Mi tía Esther tenía un cuarto rebosante de novelas de amor. La Novela semanal; tantas, que creía que no las terminaría de leer nunca. Los viajes al recambiar lectura eran frecuentes. Mi Tía Esther dejaba la puerta del mosquitero abierta y yo pasaba regresaba las anteriores y las sustituía.

Mujeres espectaculares, de cintura brevísima, rostro y cuerpo exquisito, daban vida a sendos dramas  arrancados de la vida real, como anunciaban en la contra solapa.

La historia era básicamente la misma, pero la habilidad del dibujante contribuía a la magia cambiando los rasgos de la protagonista, los escenarios, sin perder jamás la voluptuosidad que caracterizaba y hacía atractivas a aquellas hermosas mujeres.

Muchos años después escribí unas cuantas novelas en ese género. Entonces estudiaba  en La Escuela  de Periodismo Carlos Septién García y fue Socorro Palacios, compañera de estudios, quien me habló de la Editorial Mina. Pagaban tres mil pesos por novela al escritor y otro tanto al dibujante.

Si llegaba a escribir tres novelas a la semana, como lo hacía la señora Vélez, tal vez podría  abandonar el trabajo de Contador para dedicarme de lleno a la escritura. Cambié mi nombre, para protegerme de  las habladurías, pero por uno lo bastante identificable que me permitiera poder ir a presumir con mis amigas.

La Editorial Mina era un cuartucho de cuatro por cuatro, con una oficinita en un tapanco al que se debía subir con mucho cuidado a través de una escalera de madera que daba la sensación de que se iba a quebrar en cualquier momento.

En la parte alta del tapanco, un tipo gordo, sonriente con pelo exageradamente envaselinado, me dio la bienvenida. Era de pocas palabras pero no acabó con mis sueños en el primer encuentro como yo temía. Me entregó un machote sin dejar de comer su torta de chorizo; por su inconfundible olor y proximidad presumí era de Los Pericos. Llévatelo, para que sepas de qué va la cosa.
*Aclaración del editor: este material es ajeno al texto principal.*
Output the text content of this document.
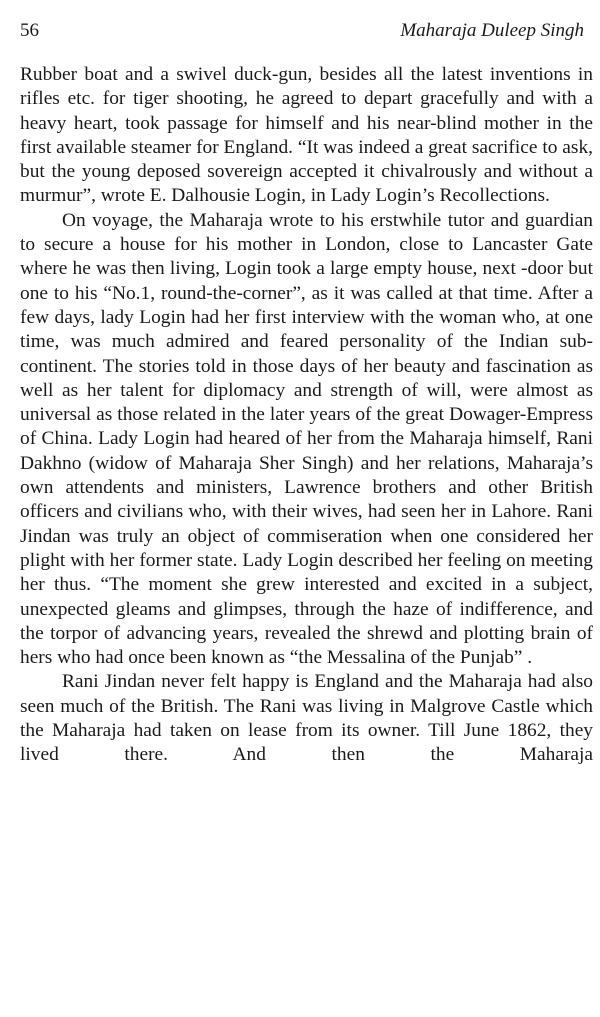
56	Maharaja Duleep Singh

Rubber boat and a swivel duck-gun, besides all the latest inventions in rifles etc. for tiger shooting, he agreed to depart gracefully and with a heavy heart, took passage for himself and his near-blind mother in the first available steamer for England. “It was indeed a great sacrifice to ask, but the young deposed sovereign accepted it chivalrously and without a murmur”, wrote E. Dalhousie Login, in Lady Login’s Recollections.

On voyage, the Maharaja wrote to his erstwhile tutor and guardian to secure a house for his mother in London, close to Lancaster Gate where he was then living, Login took a large empty house, next -door but one to his “No.1, round-the-corner”, as it was called at that time. After a few days, lady Login had her first interview with the woman who, at one time, was much admired and feared personality of the Indian sub-continent. The stories told in those days of her beauty and fascination as well as her talent for diplomacy and strength of will, were almost as universal as those related in the later years of the great Dowager-Empress of China. Lady Login had heared of her from the Maharaja himself, Rani Dakhno (widow of Maharaja Sher Singh) and her relations, Maharaja’s own attendents and ministers, Lawrence brothers and other British officers and civilians who, with their wives, had seen her in Lahore. Rani Jindan was truly an object of commiseration when one considered her plight with her former state. Lady Login described her feeling on meeting her thus. “The moment she grew interested and excited in a subject, unexpected gleams and glimpses, through the haze of indifference, and the torpor of advancing years, revealed the shrewd and plotting brain of hers who had once been known as “the Messalina of the Punjab” .

Rani Jindan never felt happy is England and the Maharaja had also seen much of the British. The Rani was living in Malgrove Castle which the Maharaja had taken on lease from its owner. Till June 1862, they lived there. And then the Maharaja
Me lo llevé a la casa y como todo buen primerizo, cambié prácticamente todo el esquema e introduje sorpresas que pensé serían bien aceptadas por el Gordo. Ante tanta falta de versatilidad.

Cuando le entregué mi primera novela, con el mismo orgullo del que va a recibir el Premio Nobel. El Gordo frunció la frente, le echó un vistazo muy por encima y entonces sí me noqueó.